Com’è organizzato lo staff di radiocom.tv?

Abbiamo cominciato dividendo la programmazione tra Bruxelles e Palermo. Abbiamo aperto il 1° marzo 2020 con le due redazioni e due studi, ai quali si sono affiancati lo studio a Roma, e oggi arriva lo studio realizzato nel campus di Savona dove ci sono altri compagni di viaggio. Sono ligure di adozione e ho recuperato persone che hanno cominciato a fare radio con me negli anni ’70. Lavoriamo molto con colleghi che oggi sono sparsi in giro tra Milano, Roma e altre realtà con cui organizziamo programmi in diretta o registrati. C’è molto interesse, ed è la cosa che mi diverte, nel fare radio in italiano a Bruxelles. Qui c’è una grande comunità di italiani e c’è un forte senso di riscoprire la radio.

Guardando a radiocom.tv con spirito critico, cosa pensi si possa migliorare?

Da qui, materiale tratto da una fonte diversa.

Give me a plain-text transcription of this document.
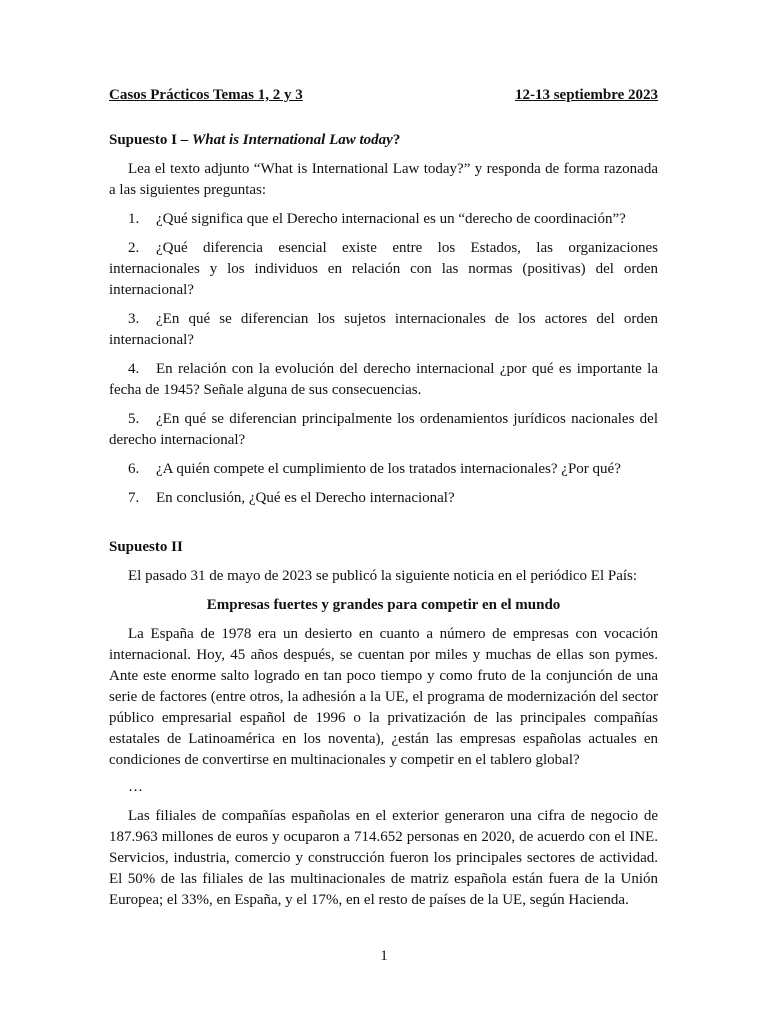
Casos Prácticos Temas 1, 2 y 3	12-13 septiembre 2023
Supuesto I – What is International Law today?

Lea el texto adjunto “What is International Law today?” y responda de forma razonada a las siguientes preguntas:

1. ¿Qué significa que el Derecho internacional es un “derecho de coordinación”?
2. ¿Qué diferencia esencial existe entre los Estados, las organizaciones internacionales y los individuos en relación con las normas (positivas) del orden internacional?
3. ¿En qué se diferencian los sujetos internacionales de los actores del orden internacional?
4. En relación con la evolución del derecho internacional ¿por qué es importante la fecha de 1945? Señale alguna de sus consecuencias.
5. ¿En qué se diferencian principalmente los ordenamientos jurídicos nacionales del derecho internacional?
6. ¿A quién compete el cumplimiento de los tratados internacionales? ¿Por qué?
7. En conclusión, ¿Qué es el Derecho internacional?
Supuesto II

El pasado 31 de mayo de 2023 se publicó la siguiente noticia en el periódico El País:

Empresas fuertes y grandes para competir en el mundo

La España de 1978 era un desierto en cuanto a número de empresas con vocación internacional. Hoy, 45 años después, se cuentan por miles y muchas de ellas son pymes. Ante este enorme salto logrado en tan poco tiempo y como fruto de la conjunción de una serie de factores (entre otros, la adhesión a la UE, el programa de modernización del sector público empresarial español de 1996 o la privatización de las principales compañías estatales de Latinoamérica en los noventa), ¿están las empresas españolas actuales en condiciones de convertirse en multinacionales y competir en el tablero global?

…

Las filiales de compañías españolas en el exterior generaron una cifra de negocio de 187.963 millones de euros y ocuparon a 714.652 personas en 2020, de acuerdo con el INE. Servicios, industria, comercio y construcción fueron los principales sectores de actividad. El 50% de las filiales de las multinacionales de matriz española están fuera de la Unión Europea; el 33%, en España, y el 17%, en el resto de países de la UE, según Hacienda.

1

Tantissimo. È il mio primo pensiero quando mi sveglio. Su alcune cose ci stiamo già lavorando: una migliore diffusione dell’informazione, e far sapere che radiocom.tv esiste. C’è stata una prima informazione da parte del Ministero degli Esteri, le nostre trasmissioni sono state aperte dall’allora ministro Luigi Di Maio e continuiamo questo rapporto privilegiato con le realtà italiane all’estero e gli istituti di cultura, però sono talmente tanti gli italiani all’estero che riuscire a far sapere che hanno la possibilità di ascoltarci è la nostra prima sfida. La seconda è quella di coinvolgere sempre più giovani. Oggi i ragazzi devono riscoprire lo strumento radiofonico. La scomparsa delle piccole radio private e le realtà economiche che hanno portato alla sopravvivenza solo dei grandi network o gruppi editoriali, ha tagliato il legame diretto tra i 16enni e la radio. Quindi la nostra sfida è anche avvicinare la radio alle fasce di interesse più giovane.